Backups. Everything stateful is in Docker volumes (listed at the bottom of the compose) + the NFS cert dir. docker run --rm -v wazuh_etc:/data -v $PWD:/backup alpine tar czf /backup/wazuh_etc.tgz -C /data . per volume, or include them in your borgmatic config.

13. Troubleshooting

Dashboard loads but shows “wazuh API not responding”. Manager is not up yet, or the dashboard’s API_PASSWORD doesn’t match the manager’s. Check docker logs wazuh-dashboard.

Manager logs say “filebeat: SSL handshake failed”. Cert SAN mismatch — set FILEBEAT_SSL_VERIFICATION_MODE=certificate (not full). Regenerate certs if you changed node IPs.
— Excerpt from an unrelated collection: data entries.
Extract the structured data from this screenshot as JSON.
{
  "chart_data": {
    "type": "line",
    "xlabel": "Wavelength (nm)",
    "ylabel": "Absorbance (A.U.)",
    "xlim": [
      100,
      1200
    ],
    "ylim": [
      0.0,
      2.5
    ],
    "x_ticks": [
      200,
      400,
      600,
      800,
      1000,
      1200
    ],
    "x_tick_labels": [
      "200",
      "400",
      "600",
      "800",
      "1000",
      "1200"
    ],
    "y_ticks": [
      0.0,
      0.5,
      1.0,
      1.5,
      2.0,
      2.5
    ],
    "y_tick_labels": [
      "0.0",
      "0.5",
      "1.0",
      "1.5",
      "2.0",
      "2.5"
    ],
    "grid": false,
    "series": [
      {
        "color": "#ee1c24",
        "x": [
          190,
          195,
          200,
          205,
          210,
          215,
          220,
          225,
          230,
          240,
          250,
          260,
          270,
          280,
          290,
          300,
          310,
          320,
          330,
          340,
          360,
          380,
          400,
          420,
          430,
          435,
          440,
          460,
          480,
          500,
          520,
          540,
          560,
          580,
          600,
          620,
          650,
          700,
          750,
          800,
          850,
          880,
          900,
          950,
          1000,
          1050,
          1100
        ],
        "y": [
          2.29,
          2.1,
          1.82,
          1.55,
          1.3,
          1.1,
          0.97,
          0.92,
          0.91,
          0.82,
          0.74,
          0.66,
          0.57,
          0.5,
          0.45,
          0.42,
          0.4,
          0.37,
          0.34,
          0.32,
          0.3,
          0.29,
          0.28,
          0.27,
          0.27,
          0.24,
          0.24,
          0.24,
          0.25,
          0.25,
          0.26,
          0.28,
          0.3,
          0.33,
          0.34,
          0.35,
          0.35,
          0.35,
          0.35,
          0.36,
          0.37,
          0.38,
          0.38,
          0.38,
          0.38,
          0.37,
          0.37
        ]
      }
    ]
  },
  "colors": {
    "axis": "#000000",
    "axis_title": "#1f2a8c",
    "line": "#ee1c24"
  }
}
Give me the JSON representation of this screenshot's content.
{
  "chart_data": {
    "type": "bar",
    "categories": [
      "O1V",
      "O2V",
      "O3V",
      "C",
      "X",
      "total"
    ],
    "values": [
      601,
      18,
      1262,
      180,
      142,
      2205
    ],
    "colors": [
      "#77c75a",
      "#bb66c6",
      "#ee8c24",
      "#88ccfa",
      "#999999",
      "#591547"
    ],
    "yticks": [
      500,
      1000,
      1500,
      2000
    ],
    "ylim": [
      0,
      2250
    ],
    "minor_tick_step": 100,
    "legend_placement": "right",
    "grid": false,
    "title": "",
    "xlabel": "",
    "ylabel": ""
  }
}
“No data” in any Wazuh dashboard tab. Go to Indexer management → Index patterns and confirm wazuh-alerts-* exists. If not, the manager isn’t shipping to the indexer — check docker logs wazuh-manager | grep filebeat.

Suricata alerts not appearing in Wazuh. Verify the mount (docker exec wazuh-manager ls -la /var/log/suricata/eve.json), verify ossec.conf has the <localfile> entry, and that the manager restarted after the edit.

Redirect loop in the dashboard. multitenancy setting mismatch between indexer and dashboard configs. Both must be true (or both false).

Can’t log in as admin. Wazuh 4.14.3’s INDEXER_PASSWORD env is bootstrap only. The live password is in internal_users.yml — default admin. Use the wazuh-passwords-tool.sh to rotate it properly.